Monday, December 1, 2014

What really needs to happen in Advent?

From Pastor Sarah - While We Wait

Advent has always been my favorite church season.  It’s one where I intentionally slow down and try to live life a bit more calmly and patiently.  I savor the darkness, the candles, the hymns in minor keys, the bible passages of hope and expectation.  My internal rhythms match the rhythms of nature. Dead leaves and cold weather make it seem like growth has halted, but in ways that we can’t easily perceive, nature’s hibernation makes way for new life ahead. 

This Advent will be particularly special as I will experience it as one who, for the first time in her life, is preparing for a child.  (My husband and I are expecting, due in May).  While we’re thrilled, we also know we have a limited amount of time until our lives change forever.  We have five months left to go to the movies without planning ahead, to sleep through the night, to get house projects done.  I’m trying to take advantage of all the time I have left and it's already making me a bit frantic.  The to-do list is long and growing longer.  I already know it will not all get done.

And so it is with the days leading up to Christmas.  We make our preparations and yes, they are important, but the to-dos will never be totally checked off by the time December 24th rolls around.  

I received good advice about getting ready for a child:  In addition to outward preparations, I need to prepare my spirit for this change that’s coming.  It might not seem as important as painting the nursery or creating the perfect birth plan, but it’s actually more so.

That’s my advice to you too, this season of Advent. Take time to prepare your spirit. It’s so easy to be caught up in the outward preparations for Christmas - the cookie baking and tree decorating and shopping and party-going – that there’s little energy left for anything else.  New life, however, requires times of spiritual inwardness and rest.  Christmas isn’t just another deadline looming, it’s the birth of a new relationship.  You’ll be able to find more of the peace and joy that relationship brings if you take time, while you wait, to reflect on your hopes, fears, expectations, grief, and sense of mystery about what God's renewed presence in your life might bring.  

I’m going to try to take my cues from Mary.

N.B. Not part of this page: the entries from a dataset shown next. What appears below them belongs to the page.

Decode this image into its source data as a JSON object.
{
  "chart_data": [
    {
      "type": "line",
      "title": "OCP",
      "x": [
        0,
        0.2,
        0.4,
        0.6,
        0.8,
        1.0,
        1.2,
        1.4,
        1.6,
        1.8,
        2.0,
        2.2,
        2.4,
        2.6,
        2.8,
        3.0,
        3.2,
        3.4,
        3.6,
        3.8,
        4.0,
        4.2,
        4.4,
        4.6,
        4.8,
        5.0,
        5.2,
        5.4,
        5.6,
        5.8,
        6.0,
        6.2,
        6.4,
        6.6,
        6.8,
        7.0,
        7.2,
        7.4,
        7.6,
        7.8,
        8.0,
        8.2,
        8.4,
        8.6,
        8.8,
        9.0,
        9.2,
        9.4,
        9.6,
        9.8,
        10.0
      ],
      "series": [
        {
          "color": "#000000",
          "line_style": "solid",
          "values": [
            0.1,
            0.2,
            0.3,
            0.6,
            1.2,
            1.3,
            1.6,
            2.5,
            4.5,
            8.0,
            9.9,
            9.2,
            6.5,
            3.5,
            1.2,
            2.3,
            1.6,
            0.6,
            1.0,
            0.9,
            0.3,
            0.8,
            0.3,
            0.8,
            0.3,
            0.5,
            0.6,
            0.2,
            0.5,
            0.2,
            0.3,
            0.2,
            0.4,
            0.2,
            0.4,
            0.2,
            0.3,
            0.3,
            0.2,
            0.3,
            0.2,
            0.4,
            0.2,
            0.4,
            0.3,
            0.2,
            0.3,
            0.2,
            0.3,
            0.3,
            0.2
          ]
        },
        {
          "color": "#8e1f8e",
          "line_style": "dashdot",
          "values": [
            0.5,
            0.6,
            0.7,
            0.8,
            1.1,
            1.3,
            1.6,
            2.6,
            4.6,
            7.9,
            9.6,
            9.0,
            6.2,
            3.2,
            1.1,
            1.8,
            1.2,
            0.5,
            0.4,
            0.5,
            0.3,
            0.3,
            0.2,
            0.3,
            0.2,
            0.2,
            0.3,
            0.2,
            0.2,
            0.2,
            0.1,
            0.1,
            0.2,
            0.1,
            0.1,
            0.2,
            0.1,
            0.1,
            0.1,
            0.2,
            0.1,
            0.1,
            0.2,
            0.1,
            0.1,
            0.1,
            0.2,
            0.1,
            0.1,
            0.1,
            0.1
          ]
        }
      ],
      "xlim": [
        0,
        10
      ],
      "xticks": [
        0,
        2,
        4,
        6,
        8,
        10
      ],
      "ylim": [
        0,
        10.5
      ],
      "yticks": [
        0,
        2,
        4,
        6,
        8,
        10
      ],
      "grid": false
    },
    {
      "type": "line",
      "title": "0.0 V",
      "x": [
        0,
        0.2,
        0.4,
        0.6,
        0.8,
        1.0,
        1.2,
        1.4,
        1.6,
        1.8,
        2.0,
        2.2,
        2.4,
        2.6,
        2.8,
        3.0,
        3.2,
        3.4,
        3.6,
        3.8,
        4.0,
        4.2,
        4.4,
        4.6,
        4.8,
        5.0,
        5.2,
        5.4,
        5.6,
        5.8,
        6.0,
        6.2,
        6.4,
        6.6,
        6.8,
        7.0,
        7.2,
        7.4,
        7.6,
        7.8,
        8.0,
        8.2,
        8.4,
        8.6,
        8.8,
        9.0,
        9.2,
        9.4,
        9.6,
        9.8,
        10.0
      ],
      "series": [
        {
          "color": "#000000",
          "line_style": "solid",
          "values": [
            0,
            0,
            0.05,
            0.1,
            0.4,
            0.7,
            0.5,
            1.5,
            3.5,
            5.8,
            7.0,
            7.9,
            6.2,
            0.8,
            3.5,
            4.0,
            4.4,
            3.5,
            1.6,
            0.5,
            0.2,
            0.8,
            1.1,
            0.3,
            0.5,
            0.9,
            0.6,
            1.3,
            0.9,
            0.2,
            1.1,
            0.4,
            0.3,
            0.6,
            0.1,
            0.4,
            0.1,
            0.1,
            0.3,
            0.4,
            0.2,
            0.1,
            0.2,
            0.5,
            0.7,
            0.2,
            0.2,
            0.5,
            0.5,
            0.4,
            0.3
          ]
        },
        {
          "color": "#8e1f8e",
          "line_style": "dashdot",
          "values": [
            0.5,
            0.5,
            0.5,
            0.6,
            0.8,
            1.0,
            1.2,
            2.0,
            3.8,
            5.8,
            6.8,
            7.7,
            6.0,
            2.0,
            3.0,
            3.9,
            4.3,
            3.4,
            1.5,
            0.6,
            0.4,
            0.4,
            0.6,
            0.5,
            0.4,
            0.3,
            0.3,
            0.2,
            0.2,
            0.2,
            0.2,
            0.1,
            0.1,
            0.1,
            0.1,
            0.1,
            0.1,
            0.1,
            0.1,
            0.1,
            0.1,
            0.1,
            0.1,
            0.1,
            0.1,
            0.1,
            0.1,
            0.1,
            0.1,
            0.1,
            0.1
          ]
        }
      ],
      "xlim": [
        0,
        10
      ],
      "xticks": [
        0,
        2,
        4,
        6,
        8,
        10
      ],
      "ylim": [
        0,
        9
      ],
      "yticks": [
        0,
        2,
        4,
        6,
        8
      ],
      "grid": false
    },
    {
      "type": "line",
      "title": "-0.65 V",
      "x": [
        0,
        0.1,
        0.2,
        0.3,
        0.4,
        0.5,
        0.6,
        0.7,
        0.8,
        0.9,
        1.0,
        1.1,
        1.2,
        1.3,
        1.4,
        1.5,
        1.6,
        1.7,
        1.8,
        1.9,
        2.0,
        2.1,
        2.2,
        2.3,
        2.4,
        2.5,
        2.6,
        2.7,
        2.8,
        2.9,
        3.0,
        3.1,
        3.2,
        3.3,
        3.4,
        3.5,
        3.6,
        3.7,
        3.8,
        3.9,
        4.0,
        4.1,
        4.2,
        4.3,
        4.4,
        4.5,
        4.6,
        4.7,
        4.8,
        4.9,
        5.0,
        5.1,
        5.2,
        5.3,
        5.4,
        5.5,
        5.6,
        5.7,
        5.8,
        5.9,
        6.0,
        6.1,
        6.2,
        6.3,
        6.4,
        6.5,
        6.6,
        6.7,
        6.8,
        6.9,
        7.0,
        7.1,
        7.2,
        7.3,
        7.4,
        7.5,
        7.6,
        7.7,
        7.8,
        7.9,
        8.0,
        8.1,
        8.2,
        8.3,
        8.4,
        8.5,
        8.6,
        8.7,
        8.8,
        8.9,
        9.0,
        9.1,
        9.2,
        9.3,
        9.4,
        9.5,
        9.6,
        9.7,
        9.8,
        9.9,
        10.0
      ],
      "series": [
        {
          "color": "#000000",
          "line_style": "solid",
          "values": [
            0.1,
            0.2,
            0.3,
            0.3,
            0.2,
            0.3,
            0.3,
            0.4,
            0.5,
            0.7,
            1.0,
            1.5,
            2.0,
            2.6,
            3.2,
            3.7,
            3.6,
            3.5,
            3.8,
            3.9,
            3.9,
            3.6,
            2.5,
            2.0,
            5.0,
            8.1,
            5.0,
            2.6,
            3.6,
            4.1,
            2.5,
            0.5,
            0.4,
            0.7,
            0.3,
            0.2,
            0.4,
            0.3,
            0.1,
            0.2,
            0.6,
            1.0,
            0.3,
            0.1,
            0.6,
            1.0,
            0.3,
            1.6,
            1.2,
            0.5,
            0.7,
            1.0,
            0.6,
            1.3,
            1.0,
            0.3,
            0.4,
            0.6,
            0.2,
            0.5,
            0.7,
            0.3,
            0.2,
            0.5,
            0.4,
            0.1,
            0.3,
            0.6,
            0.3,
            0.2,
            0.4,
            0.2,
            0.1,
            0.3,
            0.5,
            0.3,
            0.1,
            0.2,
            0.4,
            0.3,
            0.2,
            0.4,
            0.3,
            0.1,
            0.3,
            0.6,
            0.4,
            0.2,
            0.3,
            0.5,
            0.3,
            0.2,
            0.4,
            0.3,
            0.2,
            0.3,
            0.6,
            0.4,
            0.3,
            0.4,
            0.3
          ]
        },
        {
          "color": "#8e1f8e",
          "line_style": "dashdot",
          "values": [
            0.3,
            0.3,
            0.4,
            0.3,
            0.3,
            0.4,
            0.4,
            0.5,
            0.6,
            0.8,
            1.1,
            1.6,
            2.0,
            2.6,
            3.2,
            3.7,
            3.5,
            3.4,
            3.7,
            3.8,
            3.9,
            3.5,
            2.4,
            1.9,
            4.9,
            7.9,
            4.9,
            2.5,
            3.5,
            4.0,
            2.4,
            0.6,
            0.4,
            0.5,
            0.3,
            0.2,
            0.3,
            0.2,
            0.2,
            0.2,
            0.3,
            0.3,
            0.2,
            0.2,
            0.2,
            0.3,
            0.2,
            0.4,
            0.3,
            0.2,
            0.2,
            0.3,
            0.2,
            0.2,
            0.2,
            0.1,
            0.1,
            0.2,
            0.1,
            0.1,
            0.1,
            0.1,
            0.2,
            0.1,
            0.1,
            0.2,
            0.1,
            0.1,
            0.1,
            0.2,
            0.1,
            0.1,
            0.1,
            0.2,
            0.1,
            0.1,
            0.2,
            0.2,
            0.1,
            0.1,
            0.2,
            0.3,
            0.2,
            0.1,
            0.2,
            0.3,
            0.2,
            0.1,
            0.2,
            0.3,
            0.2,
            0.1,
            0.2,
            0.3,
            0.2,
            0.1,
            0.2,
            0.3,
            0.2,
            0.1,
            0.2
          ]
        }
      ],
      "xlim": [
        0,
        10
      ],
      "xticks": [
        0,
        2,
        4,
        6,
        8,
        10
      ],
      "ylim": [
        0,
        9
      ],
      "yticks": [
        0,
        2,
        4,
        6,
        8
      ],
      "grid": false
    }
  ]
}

When the angel Gabriel announced that she was pregnant, she didn’t make a to-do list, she prayed for a world of justice and peace.  She visited her relative Elizabeth and they waited and wondered together.  She pondered things in her heart.  She certainly had plenty to do (like go to Bethlehem for the census!).  Still, she stayed connected to the Holy Spirit.


How can you make time, this Advent, to spiritually prepare for Christmas?  How can you let go of the frenzy and enjoy the simple moments?  How can you reduce the amount of time you spend shopping and increase the amount of time you spend in prayer, scripture study, and contemplation, “pondering things in your heart.”

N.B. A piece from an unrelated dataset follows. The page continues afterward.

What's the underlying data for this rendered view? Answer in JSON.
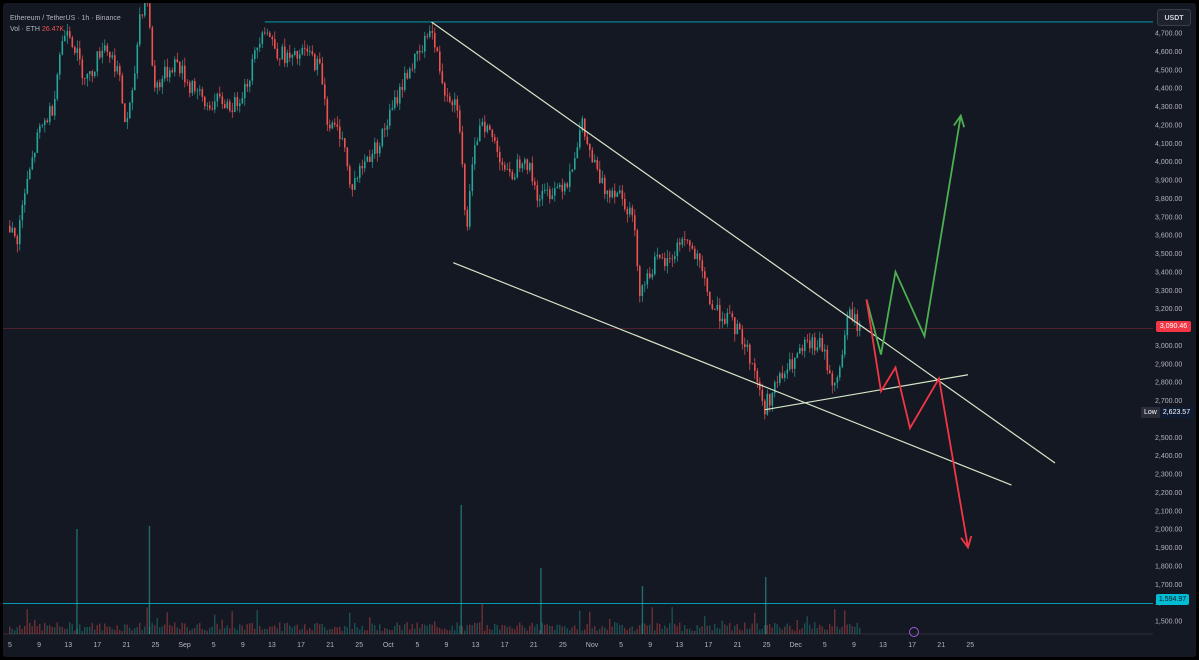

In Advent at Peace, sermons, adult studies, vespers, and family programs will all focus on being connected to God’s spirit “While We Wait.” I hope these will help you be like Mary this Advent, aware of the Holy Spirit and full of God’s blessed presence.   

Note: the stained glass window is from the Church of the Annunciation in Nazareth which I visited last summer.  I found the image on www.womenintheology.org.